Gráfico 3 – Factores para a realização de formação profissional
Posteriormente, analisamos os componentes principais dos itens relacionados com
as razões para a realização de formação profissional ao nível dos QS (Tabela
4).
Tabela 4 ' Análise de componentes principais (a)
Nesta solução existe um conjunto formado pela introdução/mudança dos
equipamentos, introdução de novos modos de organizar o trabalho, melhoria/
introdução novos produtos e aumento competitividade/produtividade, cujo
indicador de consistência interna é bastante elevado (Alfa de Cronbach=.918).

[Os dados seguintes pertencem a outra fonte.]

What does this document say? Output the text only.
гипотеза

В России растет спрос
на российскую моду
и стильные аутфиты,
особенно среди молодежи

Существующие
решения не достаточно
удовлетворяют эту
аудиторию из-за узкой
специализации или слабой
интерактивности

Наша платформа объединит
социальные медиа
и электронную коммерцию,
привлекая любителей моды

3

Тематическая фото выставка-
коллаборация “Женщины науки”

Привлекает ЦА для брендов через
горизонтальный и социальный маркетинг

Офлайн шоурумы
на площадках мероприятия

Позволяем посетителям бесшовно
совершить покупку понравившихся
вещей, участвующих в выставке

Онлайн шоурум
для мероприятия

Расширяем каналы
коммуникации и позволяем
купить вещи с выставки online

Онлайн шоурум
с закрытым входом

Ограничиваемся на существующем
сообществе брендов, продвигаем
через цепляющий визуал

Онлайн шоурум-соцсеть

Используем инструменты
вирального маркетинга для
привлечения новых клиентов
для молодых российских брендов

São itens que remetem para a inovação para a competitividade. Depois existe um
conjunto formado pela identificação com objectivos empresa, melhoria qualidade
serviços ao cliente e pelo reforço adaptabilidade trabalhadores, cujo indicador
de consistência interna é elevado (Alfa de Cronbach=.808). Estes itens remetem
para a mobilização dos recursos humanos. E, finalmente, surge um conjunto
formado pelas mudanças no planeamento/controlo/gestão/produção e pela alteração
da estrutura empresa que, com consistência interna um pouco abaixo do aceitável
(Alfa de Cronbach=.652), parece remeter para a mudança estrutural. Os factores
encontrados encontra-se suportada na literatura revista uma vez que são
considerados centrais nas responsabilidades de gestão dos quadros (Mintzberg,
2000; Huy, 2001).
Partindo da análise dos factores encontrados pela análise factorial
exploratória apresentada, procedemos à comparação das médias nestes factores
entre as empresas com diferentes estratégias principais. Os resultados mostram
que existem diferenças de média entre as empresas com estratégias diferentes
para o caso da inovação para a competitividade [F(2, 68)=11.561, p=.000], com
os testes Post Hoc (Bonferroni, Scheffe e Tukey) a revelarem existir diferenças
estatisticamente significativas entre empresas (empresas com estratégia de
inovação/baixo custo). Para o caso da mobilização dos recursos humanos e da
mudança estrutural não existem diferenças estatisticamente significativas.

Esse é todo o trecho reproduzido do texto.